Mike Brown Simply Wasn't Phil Jackson
Charles E.Suttton | 11/13/2012, 12:08 p.m.
The Los Angeles Lakers were well on their way to another loss last week in Utah, when Kobe Bryant stared at Coach Mike Brown. We've all seen this look from Bryant before, usually directed toward opposing players to intimidate them after he's nailed a back-breaking jump shot. But in this case, believe it or not, it was aimed squarely at Brown.
Bryant's stare was full of disappointment, irritation, and frustration. It was an early indication that the end was near for the coach who was hired two summers ago. Clearly, Brown was a poor fit well before he was fired on Friday after a 1-4 start put the Lakers in last place in the Western Conference.

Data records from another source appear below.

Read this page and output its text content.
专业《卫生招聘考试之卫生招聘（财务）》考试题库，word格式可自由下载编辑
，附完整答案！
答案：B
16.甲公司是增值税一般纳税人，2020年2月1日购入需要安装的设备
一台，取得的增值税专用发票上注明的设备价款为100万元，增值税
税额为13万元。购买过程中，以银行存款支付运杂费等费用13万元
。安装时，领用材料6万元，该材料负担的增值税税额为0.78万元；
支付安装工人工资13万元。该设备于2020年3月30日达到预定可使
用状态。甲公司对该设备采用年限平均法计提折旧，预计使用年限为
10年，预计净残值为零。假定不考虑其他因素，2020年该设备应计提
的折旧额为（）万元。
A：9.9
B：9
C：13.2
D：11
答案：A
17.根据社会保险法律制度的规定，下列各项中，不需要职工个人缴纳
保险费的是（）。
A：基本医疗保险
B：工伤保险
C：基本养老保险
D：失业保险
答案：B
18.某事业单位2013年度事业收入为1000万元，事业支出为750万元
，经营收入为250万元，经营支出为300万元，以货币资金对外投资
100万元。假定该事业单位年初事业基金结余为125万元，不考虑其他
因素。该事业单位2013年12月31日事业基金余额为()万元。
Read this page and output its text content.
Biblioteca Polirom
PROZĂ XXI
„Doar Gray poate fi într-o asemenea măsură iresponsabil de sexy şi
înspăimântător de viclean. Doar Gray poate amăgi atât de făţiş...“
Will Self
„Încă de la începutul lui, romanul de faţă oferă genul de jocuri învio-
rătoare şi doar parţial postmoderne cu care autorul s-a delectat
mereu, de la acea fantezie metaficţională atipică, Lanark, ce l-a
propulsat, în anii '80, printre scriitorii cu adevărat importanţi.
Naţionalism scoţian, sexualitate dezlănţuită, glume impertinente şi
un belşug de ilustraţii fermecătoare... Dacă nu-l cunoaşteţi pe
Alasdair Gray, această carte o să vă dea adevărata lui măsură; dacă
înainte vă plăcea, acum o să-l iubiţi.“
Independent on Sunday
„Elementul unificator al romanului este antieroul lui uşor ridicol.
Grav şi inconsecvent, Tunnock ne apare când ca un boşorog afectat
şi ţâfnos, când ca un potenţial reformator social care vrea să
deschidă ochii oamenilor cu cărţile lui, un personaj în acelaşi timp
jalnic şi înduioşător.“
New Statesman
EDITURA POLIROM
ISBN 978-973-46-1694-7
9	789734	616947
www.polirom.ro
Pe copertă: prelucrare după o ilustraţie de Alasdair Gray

The Lakers' 2012-13 season is intended to bring back the championship glory to one of the league's most storied franchises. When the Lakers stumbled out of the gate, and appeared to lack cohesiveness against every opponent, with the exception of the Detroit Pistons, Brown conveniently became the scapegoat, which happens regularly in Los Angeles if your name isn't Pat Riley or Phil Jackson.
Brown brought a keen knowledge of the game to Los Angeles. But the Lakers coaching job is a high-profile, glamorous position that requires charm and salesmanship. That's where Brown came up short. Both Jackson and Riley, who came before him, mastered the position of Lakers coach.
The reason Brown was fired after only 71 games had nothing to do with X's and O's, but because the Lakers' leadership, which includes Kobe Bryant along with the front office, didn't trust Brown's ability to connect with the team and lead it to the highest level.
When Brown was chosen to replace Jackson, he brought a solid track record with him to Los Angeles. However, in his first season Brown led the team back to the second round of the playoffs, where they were beaten in five games by the up-and-coming Western Conference Champion, Oklahoma City Thunder. Over the summer, players were belly-aching about Brown's lengthy practices and were slow to adjust to a new system and a more demanding coaching style.